The railroad museum is a vast collection of aged steam engines, cars, a crane and absolutely everything that a railroad buff would want to collect. The museum is the end result of fundraising and collecting by a group of train besotted San Deigoans. They crank up trains on the weekend to go 10 miles up and 10 miles back. The rest of the time they are closed. The people here all the time are Bill, a volunteer RVer who works off his site, Robin a hippie Santa wannabe who runs the gift shop, also in an RV, and a lady in the farthest trailer who is the docent of the museum building. She is terrified of the fire and has left. Her trailer isn’t going anywhere, Robin’s looks like he is here permanently.

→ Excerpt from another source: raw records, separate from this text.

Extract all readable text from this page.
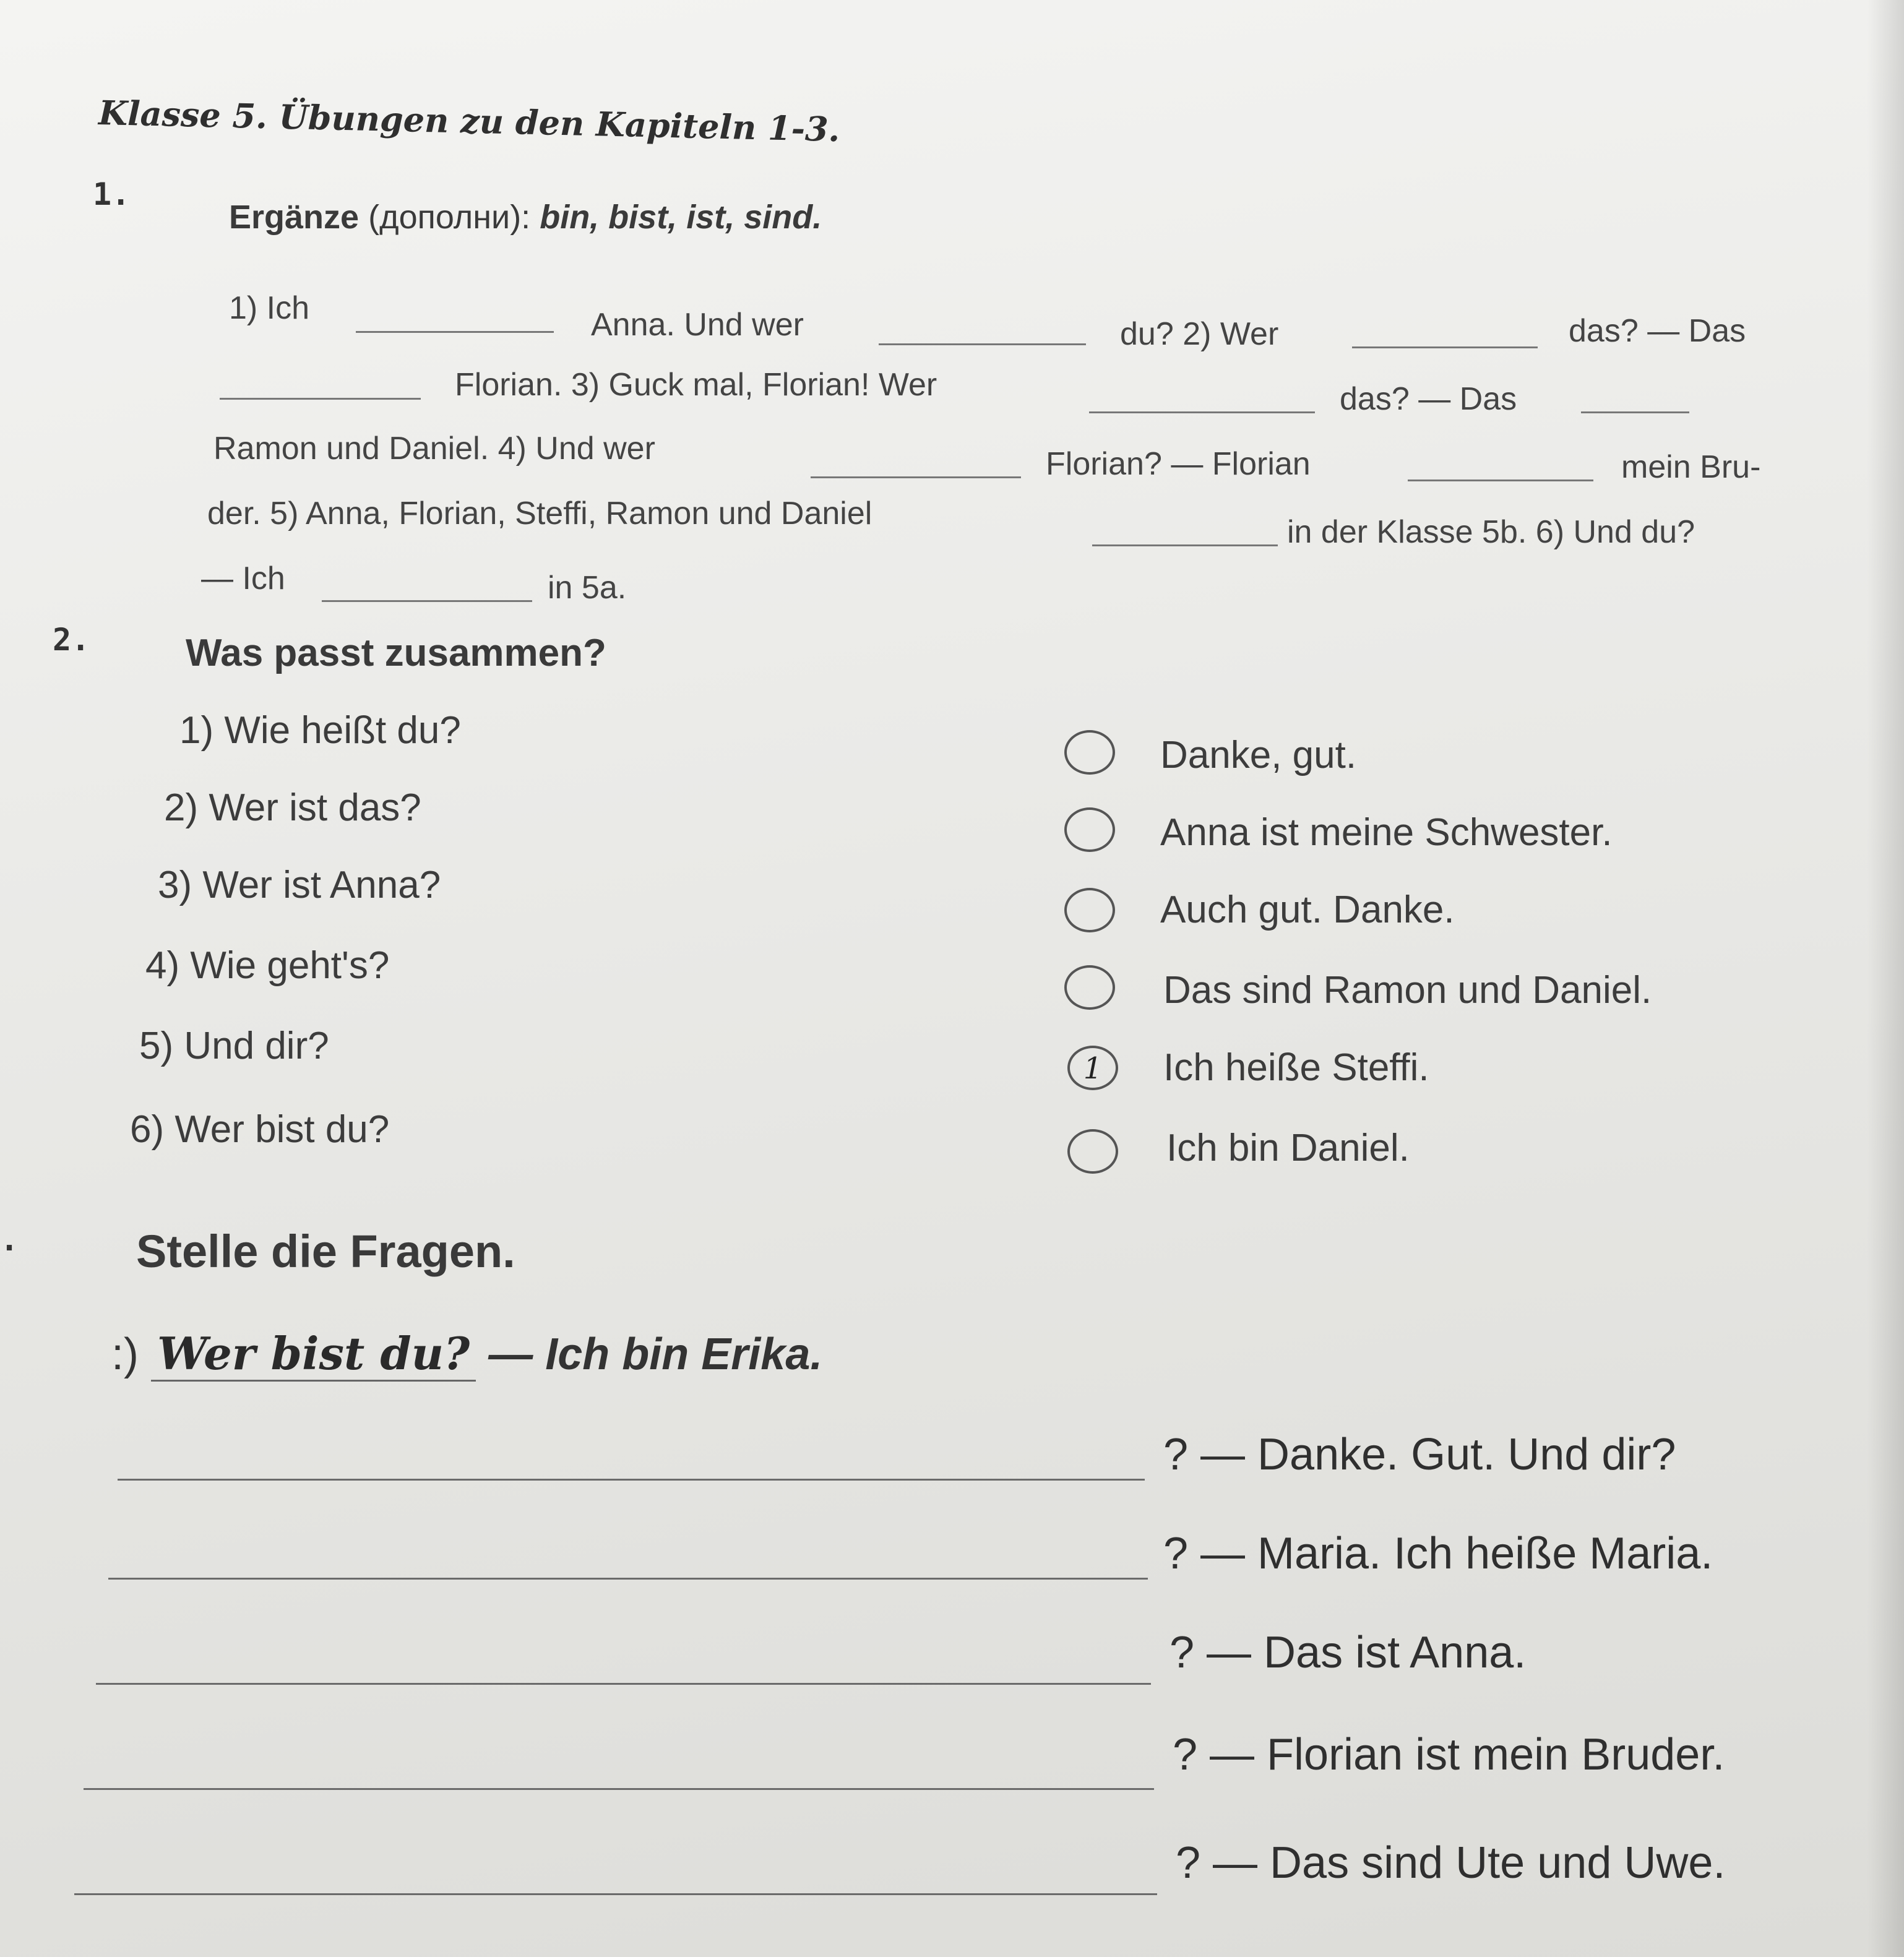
Klasse 5. Übungen zu den Kapiteln 1-3.
1.
Ergänze (дополни): bin, bist, ist, sind.
1) Ich	Anna. Und wer	du? 2) Wer	das? — Das
Florian. 3) Guck mal, Florian! Wer	das? — Das
Ramon und Daniel. 4) Und wer	Florian? — Florian	mein Bru-
der. 5) Anna, Florian, Steffi, Ramon und Daniel
in der Klasse 5b. 6) Und du?
— Ich	in 5a.
2. Was passt zusammen?
1) Wie heißt du?
2) Wer ist das?
3) Wer ist Anna?
4) Wie geht's?
5) Und dir?
6) Wer bist du?
Danke, gut.
Anna ist meine Schwester.
Auch gut. Danke.
Das sind Ramon und Daniel.
1	Ich heiße Steffi.
Ich bin Daniel.
.	Stelle die Fragen.
:) Wer bist du? — Ich bin Erika.
? — Danke. Gut. Und dir?
? — Maria. Ich heiße Maria.
? — Das ist Anna.
? — Florian ist mein Bruder.
? — Das sind Ute und Uwe.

We are parked on a rise overlooking a big field, probably the campo (field in Spanish). The little depot building is to our left, and the big tin museum and even bigger machine building are away out of sight to our right. We only have to put in 10 hours a week, and have full hook up. I suspect that our presence here, watching the place is the most important part of the job. Getting my trailer in was a trick, and getting it out will not be easy, but with Darth in 4wd it will be OK.

We drove into San Diego to do some shopping. The highway goes over rocky hills and down and back up to 4,000 feet and down again, big peaks, all stony with a minimum of bushes on them. As we get closer to town, the hills are still there, with more and more people’s houses on them, and the highway still goes down down, curving around the hills, and leaping the canyons. Then we join more freeways that braid themselves in the air and then we are at the Pacific where finally things settled down, hill wise. We go up to La Jolla, where the cliffs meet the ocean in postcard fashion. There are sea lions sleeping on the rocks, and because it is Halloween, a lot of grownups in costumes. The strangest thing is the trees and shrubs that have been planted here, Australian pines, blue gum trees, and other plants I have never seen before, tropical, exotic. Bougainvillea and plumbago are tumbling all over the place, and oleanders. At the foot of the path by the sea, masses of ice plants, elderly jasmine trees, and other plants some even flowering on Halloween. And of course palm trees of every imaginable type. I have learned that there is a native CA palm tree, and they are here.

We visit Old Town, where some of the original Spanish style buildings and some reconstructions are set in a state park, lots of restaurants and gift and craft shops, only a few interpretive buildings. We have lunch at the most famous of the restaurants, in the classic courtyard with fountains and vines and shaded by canvas strips on sticks. Lots of good places to look for Xmas presents!

Shopping is still shopping, although I do get to visit Trader Joe’s a big favorite of mine that I have not been anywhere near since I left MA. Sort of a cross between your local health food store, and your local coop store but with someone looking for serious bargains in food to pass along. They are all out of the ginger granola that I adore, but we stock up on some other treats.

Back up into the hills again to the quiet and remoteness of Campo. There are people who live here, and in the small towns and villages nearby, but it is very isolated and peaceful.